You know that thing about "do not put libraries in Maven Central with repository declarations"? Well it's still good advice (here's the original Sonatype Blog). But you can hide repository declarations inside a profile, even if it is active by default. As long as you don't use older versions of Maven!

Try It Out

For each of the sub directories (boot, broken, fixed) do this:

$ rm -rf ~/.m2/repository/com/example/
$ (cd module; ../mvnw install)
$ rm -rf /tmp/repository
$ mkdir -p /tmp/repository/com/example
$ cp -rf ~/.m2/repository/com/example/module/ /tmp/repository/com/example/
$ (cd app/; ../mvnw -s ../settings.xml clean install -U -X)

Grep the output and see if repo.spring.io is pulled in, usually for completely random dependencies (e.g. arquillian).

The boot and broken ones bind to repo.spring.io, and the fixed one does not. The difference between broken and fixed is only the version of Maven (3.2.3 instead of 3.3.3).

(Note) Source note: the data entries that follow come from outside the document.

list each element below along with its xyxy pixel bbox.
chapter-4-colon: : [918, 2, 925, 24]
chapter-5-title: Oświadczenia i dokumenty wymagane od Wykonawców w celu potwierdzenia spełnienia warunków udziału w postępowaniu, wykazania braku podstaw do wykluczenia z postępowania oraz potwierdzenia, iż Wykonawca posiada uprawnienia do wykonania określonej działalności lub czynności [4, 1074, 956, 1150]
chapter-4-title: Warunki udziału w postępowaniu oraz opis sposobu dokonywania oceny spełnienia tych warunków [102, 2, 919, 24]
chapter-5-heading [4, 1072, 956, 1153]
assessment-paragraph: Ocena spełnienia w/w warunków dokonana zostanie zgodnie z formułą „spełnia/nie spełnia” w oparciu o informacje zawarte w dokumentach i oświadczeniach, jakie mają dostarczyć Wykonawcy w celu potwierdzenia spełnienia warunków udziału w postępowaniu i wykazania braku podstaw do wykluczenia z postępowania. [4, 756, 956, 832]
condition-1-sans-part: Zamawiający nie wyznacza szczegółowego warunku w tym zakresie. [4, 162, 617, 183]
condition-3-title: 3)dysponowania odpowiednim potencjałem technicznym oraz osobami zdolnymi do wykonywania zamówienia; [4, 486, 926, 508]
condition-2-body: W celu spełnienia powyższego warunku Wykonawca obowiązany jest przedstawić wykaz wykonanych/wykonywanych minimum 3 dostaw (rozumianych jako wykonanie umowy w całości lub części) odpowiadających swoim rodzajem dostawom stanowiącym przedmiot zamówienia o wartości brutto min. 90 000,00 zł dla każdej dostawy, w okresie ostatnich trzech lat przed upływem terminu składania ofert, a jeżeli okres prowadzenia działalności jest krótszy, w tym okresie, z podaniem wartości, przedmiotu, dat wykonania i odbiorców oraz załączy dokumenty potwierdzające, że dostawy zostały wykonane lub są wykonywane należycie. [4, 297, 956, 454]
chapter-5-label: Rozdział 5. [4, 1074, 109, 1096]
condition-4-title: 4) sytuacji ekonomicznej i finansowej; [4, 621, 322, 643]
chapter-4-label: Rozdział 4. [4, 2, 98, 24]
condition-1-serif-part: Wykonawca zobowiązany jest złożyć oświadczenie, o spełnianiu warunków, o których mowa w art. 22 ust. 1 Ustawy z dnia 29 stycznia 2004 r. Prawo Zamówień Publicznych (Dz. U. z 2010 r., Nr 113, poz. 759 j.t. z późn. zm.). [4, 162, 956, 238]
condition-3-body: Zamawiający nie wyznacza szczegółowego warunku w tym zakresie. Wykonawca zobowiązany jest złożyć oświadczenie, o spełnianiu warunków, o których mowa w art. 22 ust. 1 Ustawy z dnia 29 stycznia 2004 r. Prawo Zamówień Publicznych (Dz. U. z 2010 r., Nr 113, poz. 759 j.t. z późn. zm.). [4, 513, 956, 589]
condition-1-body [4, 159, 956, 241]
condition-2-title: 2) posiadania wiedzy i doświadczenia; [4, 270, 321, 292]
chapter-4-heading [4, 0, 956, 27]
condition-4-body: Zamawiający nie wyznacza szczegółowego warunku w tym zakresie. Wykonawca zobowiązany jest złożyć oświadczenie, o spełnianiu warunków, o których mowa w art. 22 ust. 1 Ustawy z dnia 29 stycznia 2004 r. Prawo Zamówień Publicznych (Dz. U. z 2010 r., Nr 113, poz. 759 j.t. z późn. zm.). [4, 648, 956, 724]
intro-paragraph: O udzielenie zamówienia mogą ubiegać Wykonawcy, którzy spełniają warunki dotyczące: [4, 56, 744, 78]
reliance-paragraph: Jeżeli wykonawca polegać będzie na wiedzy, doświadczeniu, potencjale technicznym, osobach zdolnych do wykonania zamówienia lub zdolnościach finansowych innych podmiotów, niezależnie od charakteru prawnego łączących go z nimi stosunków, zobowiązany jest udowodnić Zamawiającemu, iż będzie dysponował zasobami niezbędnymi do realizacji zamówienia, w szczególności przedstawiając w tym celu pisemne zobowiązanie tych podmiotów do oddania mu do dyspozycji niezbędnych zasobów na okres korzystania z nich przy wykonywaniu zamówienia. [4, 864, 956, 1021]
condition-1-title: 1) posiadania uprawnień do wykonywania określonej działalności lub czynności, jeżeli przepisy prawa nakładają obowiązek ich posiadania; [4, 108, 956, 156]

Hiding Repositories in a Profile

The boot project also uses Maven 3.3.3 and it works fine as long as the environment is clean (no local-settings.xml no wrapper properties etc.). Spring Boot 1.3.5.RELEASE has a profile called "default" in spring-boot-parent which defines repositories, and it isn't exposing them to the app project. But using a profile that is active by default is a bad idea because it is de-activated by any other explicitly activated profile. There's a trick you can play to use a profile, but not have it accidentally deactivated: activate it only if a property is not false:

<profile>
	<id>spring</id>
	<activation>
		<property>
			<name>!skip-spring</name>
		</property>
	</activation>
...

The user can opt out by calling ./mvnw install -Dskip-spring=false, and otherwise it is active in the build of this project, but not projects that depend on this one.